One way of formulating Arhangel'skii's celebrated theorem about the cardinality of Lindelof first-countable spaces is the following (due to Arhangel'skii and Shapirovskii). For every Hausdorff space $X$:
$$|X| \leq 2^{t(X) \cdot \psi(X) \cdot L(X)}$$
where $L(X)$ denotes the Lindelof degree of $X$ (that is, the minimum cardinal $\kappa$ such that every open cover of $X$ has a subcover of cardinality $\leq \kappa$), $\psi(X)$ denotes the pseudocharacter of $X$ (that is, the least cardinal $\kappa$ such that every point in $X$ is a $G_\kappa$ set) and $t(X)$ denotes the tightness of $X$, that is the minimum cardinal $\kappa$ such that for every non-closed set $A \subset X$ and for every point $x \in \overline{A} \setminus A$ there is $C \subset A$ such that $x \in \overline{C}$ and $|C| \leq \kappa$.
The above inequality can be refined by making use of the notion of free sequence, introduced by Arhangel'skii in his original proof of Arhangel'skii's Theorem.
A sequence $\{x_\alpha: \alpha < \kappa\} \subset X$ is said to be free if for every $\beta < \kappa$, $\overline{\{x_\alpha: \alpha < \beta\}} \cap \overline{\{x_\alpha: \alpha \geq \beta \}}=\emptyset$. If we let $F(X)$ be the supremum of cardinalities of free sequences in $X$ it is easy to see that $F(X) \leq L(X) \cdot t(X)$.
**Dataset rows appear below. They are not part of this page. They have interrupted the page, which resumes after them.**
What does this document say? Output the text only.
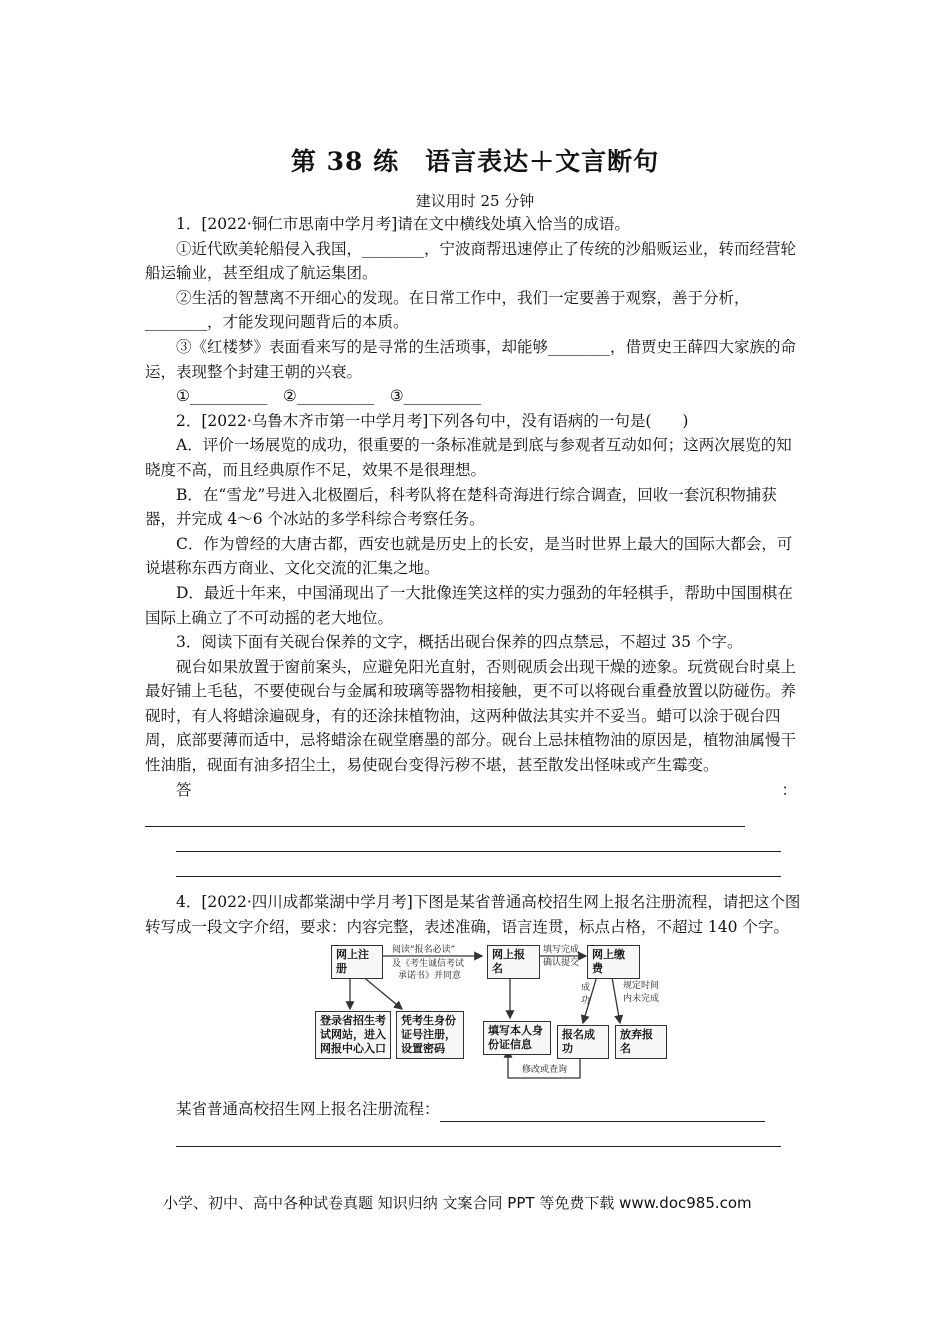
第 38 练　语言表达＋文言断句
建议用时 25 分钟

1．[2022·铜仁市思南中学月考]请在文中横线处填入恰当的成语。

①近代欧美轮船侵入我国，________，宁波商帮迅速停止了传统的沙船贩运业，转而经营轮船运输业，甚至组成了航运集团。

②生活的智慧离不开细心的发现。在日常工作中，我们一定要善于观察，善于分析，________，才能发现问题背后的本质。

③《红楼梦》表面看来写的是寻常的生活琐事，却能够________，借贾史王薛四大家族的命运，表现整个封建王朝的兴衰。

①__________　②__________　③__________

2．[2022·乌鲁木齐市第一中学月考]下列各句中，没有语病的一句是(　　)

A．评价一场展览的成功，很重要的一条标准就是到底与参观者互动如何；这两次展览的知晓度不高，而且经典原作不足，效果不是很理想。

B．在“雪龙”号进入北极圈后，科考队将在楚科奇海进行综合调查，回收一套沉积物捕获器，并完成 4～6 个冰站的多学科综合考察任务。

C．作为曾经的大唐古都，西安也就是历史上的长安，是当时世界上最大的国际大都会，可说堪称东西方商业、文化交流的汇集之地。

D．最近十年来，中国涌现出了一大批像连笑这样的实力强劲的年轻棋手，帮助中国围棋在国际上确立了不可动摇的老大地位。

3．阅读下面有关砚台保养的文字，概括出砚台保养的四点禁忌，不超过 35 个字。

砚台如果放置于窗前案头，应避免阳光直射，否则砚质会出现干燥的迹象。玩赏砚台时桌上最好铺上毛毡，不要使砚台与金属和玻璃等器物相接触，更不可以将砚台重叠放置以防碰伤。养砚时，有人将蜡涂遍砚身，有的还涂抹植物油，这两种做法其实并不妥当。蜡可以涂于砚台四周，底部要薄而适中，忌将蜡涂在砚堂磨墨的部分。砚台上忌抹植物油的原因是，植物油属慢干性油脂，砚面有油多招尘土，易使砚台变得污秽不堪，甚至散发出怪味或产生霉变。

答	：

4．[2022·四川成都棠湖中学月考]下图是某省普通高校招生网上报名注册流程，请把这个图转写成一段文字介绍，要求：内容完整，表述准确，语言连贯，标点占格，不超过 140 个字。

网上注册
网上报名
网上缴费
登录省招生考试网站，进入网报中心入口
凭考生身份证号注册，设置密码
填写本人身份证信息
报名成功
放弃报名
阅读“报名必读”
及《考生诚信考试
承诺书》并同意
填写完成
确认提交
成
功
规定时间
内未完成
修改或查询

某省普通高校招生网上报名注册流程：

小学、初中、高中各种试卷真题 知识归纳 文案合同 PPT 等免费下载 www.doc985.com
Juhasz was the first to note that, for every Hausdorff space $X$:
(*) $$|X| \leq 2^{F(X) \cdot \psi(X) \cdot L(X)}$$
A famous problem in set-theoretic topology asks whether $F(X)$ can be dropped in the above inequality (the answer is "consistently NO" by examples of Shelah, Gorelic, Usuba, Dow, and others...)
In another direction I'd like to ask, can $L(X)$ be dropped from (*)? That is:
QUESTION: Is it true that $|X| \leq 2^{F(X) \cdot \psi(X)}$ for every (regular) space $X$?
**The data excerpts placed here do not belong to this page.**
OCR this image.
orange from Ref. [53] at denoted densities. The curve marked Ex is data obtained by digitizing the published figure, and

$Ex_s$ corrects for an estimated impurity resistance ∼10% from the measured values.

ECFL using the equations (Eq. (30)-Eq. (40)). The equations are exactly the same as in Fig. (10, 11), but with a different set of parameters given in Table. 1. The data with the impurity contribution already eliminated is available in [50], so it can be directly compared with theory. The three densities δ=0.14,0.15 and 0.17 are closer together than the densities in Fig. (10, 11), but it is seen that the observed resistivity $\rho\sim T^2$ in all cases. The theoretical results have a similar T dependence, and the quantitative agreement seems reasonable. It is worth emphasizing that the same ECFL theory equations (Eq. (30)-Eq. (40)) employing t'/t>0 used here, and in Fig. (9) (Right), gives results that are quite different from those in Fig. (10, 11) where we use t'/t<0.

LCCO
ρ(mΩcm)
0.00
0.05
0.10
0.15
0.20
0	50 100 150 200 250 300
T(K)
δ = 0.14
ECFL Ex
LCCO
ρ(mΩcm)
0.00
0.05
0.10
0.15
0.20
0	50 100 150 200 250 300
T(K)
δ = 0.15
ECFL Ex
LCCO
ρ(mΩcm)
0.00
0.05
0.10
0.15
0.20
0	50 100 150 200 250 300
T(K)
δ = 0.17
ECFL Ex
I'd expect the answer to be NO, but Juhasz, Soukup and Szentmiklossy have proved the following partial result in the positive direction:
$$|X| \leq 2^{2^{F(X) \cdot \psi(X)}}$$
for every regular space $X$.
As a final side remark note that $\psi(X)$ cannot be dropped from (*). Indeed, the space $X=\sigma(2^\kappa)=\{f \in 2^\kappa: |f^{-1}(1)| < \aleph_0\}$ with the topology induced from $2^\kappa$ is a $\sigma$-compact space of cardinality $\kappa$ with countable tightness (and hence it has countable free sequences).